Because the mutations in the VHL gene apparently play a critical role in the origin of clear renal carcinoma (Latif, et al . , 1993b; Gnarra et al . 1994; Shuin et al . 1994) , the UMRC 6 cell line derived from this malignancy was also studied. When normalized to β-galactosidase expressed under cytomegalovirus (CMV) promoter, the luciferase activity in UMRC 6 cells was about two times lower than in 293 cells. However, the relative activity of different constructs compared to the full length construct no. 1 (Figure 3) in each cell line appeared to be similar. These data indicate that the same promoter region is active in both 293 and UMRC6 cell lines.

5' flanking genomic fragment, containing VHL promoter, confers apparently normal level of transcription to VHL inigenes
To estimate the level of transcription from the native VHL promoter in VHL minigenes in renal carcinoma, three minigene constructs were used, which were based on the pRc/CMV vector (Invitrogen) . In these constructs CMV promoter/enhancer region was substituted by a VHL 5' flanking EcoRI -Notl genomic fragment which was fused to the rest of the VHL cDNA (Figure 10A) . The final expression plasmids included VHL sequences from base -647 to +710 (pRcpVHL) and from -647 to +1664 (pRcpVHL3U) . To eliminate any possible effects of the native VHL protein on cell growth, a frameshift was introduced into the VHL reading frame (duplication of bases -408/-412 in exon 2) of the pRcpVHL by digestion with BstEII, fill-in with Klenow fragment and relegation (plasmid pRcpVHLm) . A transcript from the construct containing CMV promoter and VHL reading time (pRc-HAVHL) was used as a size marker of Northern blots.

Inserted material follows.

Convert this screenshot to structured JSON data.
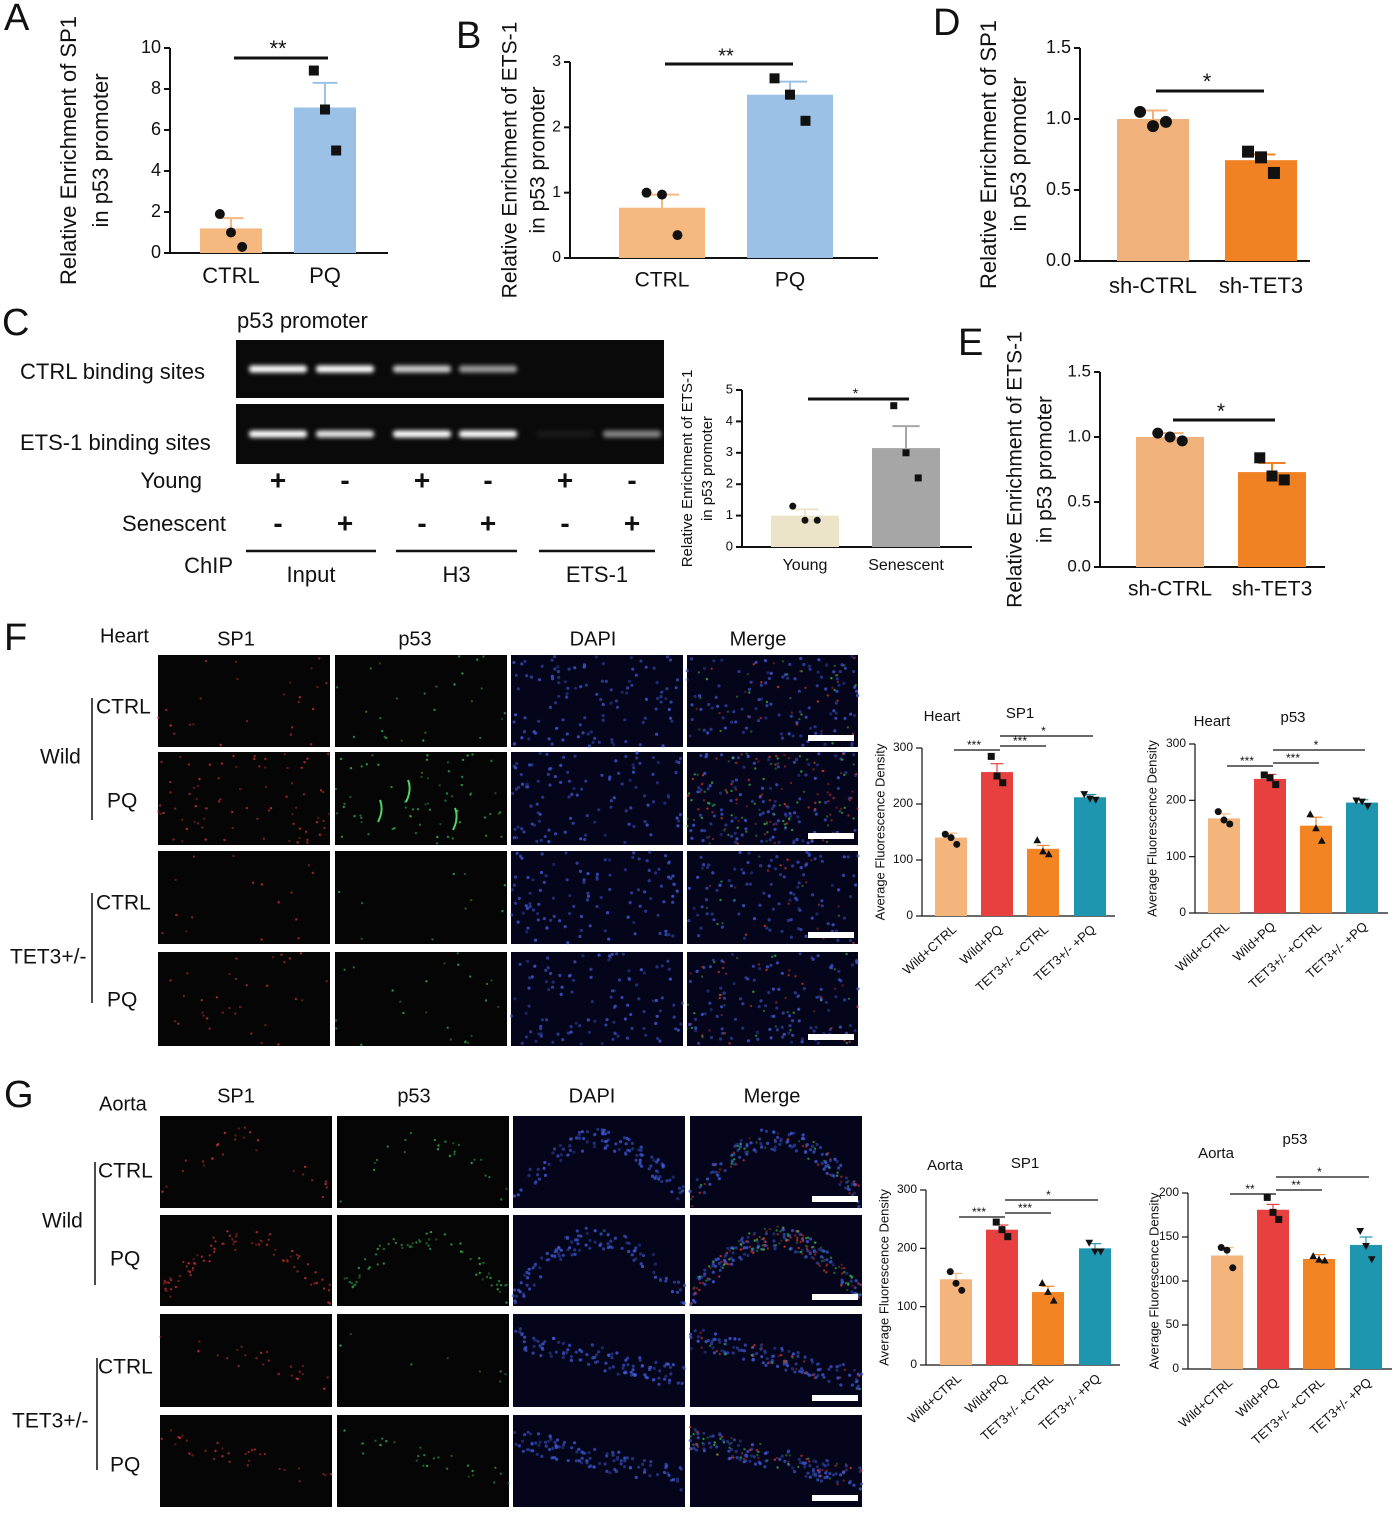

For transfection, the UMRC6 cell line was used. The cells were shown to have a 10 bp microdeletion in VHL exon 3 (Latif et al . , 1993b) which would allow discrimination between endogenous and exogenous VHL mRNA by reverse transcription/polymerase chain reaction (RT-PCR) . After transfection 40 to 50 geneticin positive clones were pooled and expression from VHL minigenes was assayed by Northern analyses (Figure 10B) and RT-PCR. The sizes of the exogenous VHL mRNAs indicated that transcription was initiated roughly from the same region inside the Notl-EcoRI fragment as we have shown above for endogenous VHL gene using the RNase protection assay. RT-PCR analysis confirmed expression from the VHL minigenes.
The question of whether the obvious difference in the level of expression between endo- and exogenes (Figure 10B) reflected a lack of important regulatory elements within the minigenes or just frequent rearrangements of the VHL transgene in many of the geneticin resistant clones was next investigated. Five colonies were expanded and analysed by Southern and Northern blotting analyses (three of them were transfected by pRcpVHL3U construct, another two carried pRcpVHLm) . However, only one clone (pRcpVHLm, clone 4) was shown to have nonrearranged VHL transgene (1.3 kb EcoRI fragment, Figure 11A) which expressed VHL mRNA (Figure 11B) . Both the 950 nt and about 4800 nt transcripts showed a similar signal intensity on Northern blot with apparently the same gene copy number on Southern blot. This observation may indicate that the 5' VHL genomic region confers apparently normal level of transcription in the UMRC 6 renal carcinoma cell line. However, other factors may interfere, for example, the enhancing, (silencing) activity of the DNA sequences near integration site and different stability of the exogenous mRNA due to absence of a full-length 3' UTR.

Sequence analysis of the VHL promoter
The VHL promoter and exon 1 comprised a CpG island. The GC content within the minimal promoter region (-83/-23) is 72.6%. The minimal promoter harbors several GC- specific restriction sites including one for EagI, three for BssHII, one for Sail and six for Hhal . The region around minimal promoter (-467/- 195) does not contain TATA and CCAAT boxes. A putative binding suite for SP-1

(KRGGCGKRRY; -1-13; Briggs, et al . , 1986) and AP-2 transcription factors (YCSCCMNSS : -4/+13; Imagawa, et al .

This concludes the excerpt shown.